Mantan CEO Starbucks Howard Schultz mengumumkan akan pindah rumah ke Florida. Ia telah membeli sebuah penthouse seharga US$ 44 juta atau setara dengan Rp 743 miliar (kurs Rp 16.903) di Four Seasons Private Residences, Surfside.
Tempat tinggalnya yang baru ini memiliki luas 510 meter persegi. Di dalamnya terdapat lima kamar tidur dan teras atap, serta dilengkapi dengan cabana tepi laut, seperti yang dilaporkan oleh Wall Street Journal.
Kabar ini ia umumkan melalui LinkedIn pribadinya. Ia bergabung dengan beberapa miliarder yang juga angkat kaki dari Washington.
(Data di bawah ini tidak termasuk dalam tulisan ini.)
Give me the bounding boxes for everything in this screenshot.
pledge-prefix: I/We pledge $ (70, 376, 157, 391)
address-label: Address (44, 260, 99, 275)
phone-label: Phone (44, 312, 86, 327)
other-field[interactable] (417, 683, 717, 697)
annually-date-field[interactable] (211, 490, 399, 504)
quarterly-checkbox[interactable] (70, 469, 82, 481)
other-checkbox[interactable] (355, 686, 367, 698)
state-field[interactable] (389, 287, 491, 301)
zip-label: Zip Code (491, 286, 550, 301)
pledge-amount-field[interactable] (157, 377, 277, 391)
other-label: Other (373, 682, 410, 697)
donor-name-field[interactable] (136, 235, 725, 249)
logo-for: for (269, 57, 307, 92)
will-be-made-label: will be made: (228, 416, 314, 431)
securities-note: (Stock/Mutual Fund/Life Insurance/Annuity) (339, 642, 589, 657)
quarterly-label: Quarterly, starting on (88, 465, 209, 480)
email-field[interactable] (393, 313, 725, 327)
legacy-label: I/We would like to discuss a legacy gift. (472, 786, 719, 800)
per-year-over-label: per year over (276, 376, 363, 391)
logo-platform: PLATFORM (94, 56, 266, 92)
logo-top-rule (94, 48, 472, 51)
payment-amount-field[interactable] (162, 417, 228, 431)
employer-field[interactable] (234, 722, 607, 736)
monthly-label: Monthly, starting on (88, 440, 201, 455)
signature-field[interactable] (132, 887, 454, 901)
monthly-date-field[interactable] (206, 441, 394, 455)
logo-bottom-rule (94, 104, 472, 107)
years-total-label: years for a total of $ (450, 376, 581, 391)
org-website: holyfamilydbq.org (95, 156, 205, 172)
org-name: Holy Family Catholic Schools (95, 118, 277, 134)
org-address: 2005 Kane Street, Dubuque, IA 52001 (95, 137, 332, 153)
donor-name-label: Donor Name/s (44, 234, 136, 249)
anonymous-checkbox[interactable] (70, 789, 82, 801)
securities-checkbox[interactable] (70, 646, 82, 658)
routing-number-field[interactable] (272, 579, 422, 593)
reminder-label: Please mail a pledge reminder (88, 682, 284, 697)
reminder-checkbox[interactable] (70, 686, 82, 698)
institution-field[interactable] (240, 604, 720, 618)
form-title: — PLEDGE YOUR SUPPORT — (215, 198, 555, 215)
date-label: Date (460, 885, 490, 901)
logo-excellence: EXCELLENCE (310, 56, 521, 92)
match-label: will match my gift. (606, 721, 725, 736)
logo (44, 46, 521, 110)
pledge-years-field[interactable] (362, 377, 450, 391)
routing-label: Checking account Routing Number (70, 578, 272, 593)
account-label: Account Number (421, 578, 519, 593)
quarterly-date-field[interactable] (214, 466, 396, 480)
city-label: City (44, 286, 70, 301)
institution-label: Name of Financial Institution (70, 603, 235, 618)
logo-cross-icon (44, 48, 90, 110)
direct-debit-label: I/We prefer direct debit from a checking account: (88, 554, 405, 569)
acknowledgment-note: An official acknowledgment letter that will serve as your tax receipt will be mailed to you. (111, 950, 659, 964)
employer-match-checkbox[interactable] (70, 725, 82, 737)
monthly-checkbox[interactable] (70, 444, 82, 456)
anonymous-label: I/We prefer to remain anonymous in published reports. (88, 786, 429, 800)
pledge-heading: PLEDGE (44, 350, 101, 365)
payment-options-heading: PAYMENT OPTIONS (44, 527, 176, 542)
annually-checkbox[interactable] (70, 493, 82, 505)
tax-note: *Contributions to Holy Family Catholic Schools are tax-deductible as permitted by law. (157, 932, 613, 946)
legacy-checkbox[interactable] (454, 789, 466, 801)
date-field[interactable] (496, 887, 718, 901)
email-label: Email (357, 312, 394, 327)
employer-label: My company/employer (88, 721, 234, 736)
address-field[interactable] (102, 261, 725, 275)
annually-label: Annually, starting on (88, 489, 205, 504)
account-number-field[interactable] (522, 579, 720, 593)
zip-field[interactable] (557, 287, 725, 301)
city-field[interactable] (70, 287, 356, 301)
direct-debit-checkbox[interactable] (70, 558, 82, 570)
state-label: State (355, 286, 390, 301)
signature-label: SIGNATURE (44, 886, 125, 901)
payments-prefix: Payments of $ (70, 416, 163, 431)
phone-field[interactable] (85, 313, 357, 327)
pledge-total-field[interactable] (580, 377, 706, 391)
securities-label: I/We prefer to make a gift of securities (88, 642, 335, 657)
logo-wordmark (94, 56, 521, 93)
Dilansir Realtor, hal ini dikarenakan daerah tersebut akan menaikkan pajak kekayaan bagi orang kaya.
SCROLL TO CONTINUE WITH CONTENT
Pada hari Schultz menyatakan akan pindah rumah, Dewan Perwakilan Rakyat di Washington baru saja menyetujui rancangan undang-undang (RUU) pajak penghasilan yang akan memengaruhi siapa pun yang penghasilannya mulai dari US$ 1 juta atau Rp 16 miliar.
RUU ini akan dikirim ke Senat. Penduduk terkaya di negara bagian itu akan dikenakan pajak sebesar 9,9 persen atas pendapatan tahunan di atas US$ 1 juta. Rancangan undang-undang itu lolos di Dewan Perwakilan Rakyat dalam pemungutan suara yang tegang dengan hasil 51-46 setelah debat selama 13 jam.
Menurut Forbes, pengusaha berusia 72 tahun tersebut ditaksir memiliki kekayaan bersih sebesar US$ 3,5 miliar atau Rp 59 triliun. Sumber kekayaan terbesarnya berasal dari Starbucks. Ia berjasa mengembangkan bisnis tersebut dari sebelumnya hanya usaha toko kecil menjadi jaringan waralaba yang tersebar di seluruh dunia dan menjadi salah satu merek toko kopi terkemuka di dunia.
Sementara itu, Schultz sendiri sudah tinggal di Seattle selama 47 tahun lamanya. Oleh karena itu, kepindahannya ini cukup mengejutkan. Forbes mengatakan alasan banyak miliarder memilih Florida karena tidak ada pajak penghasilan di negara bagian tersebut. Orang kaya di sana berarti bisa hemat puluhan juta dolar setiap tahun.
Florida juga memiliki lingkungan peraturan yang relatif pro-bisnis dan Miami khususnya telah menjadi pusat bagi perusahaan rintisan teknologi, perusahaan modal ventura, dan lembaga keuangan. Lingkungan perumahan super eksklusif di daerah tersebut, termasuk pulau Indian Creek, menyediakan privasi dan keamanan, serta kehidupan dan fasilitas mewah.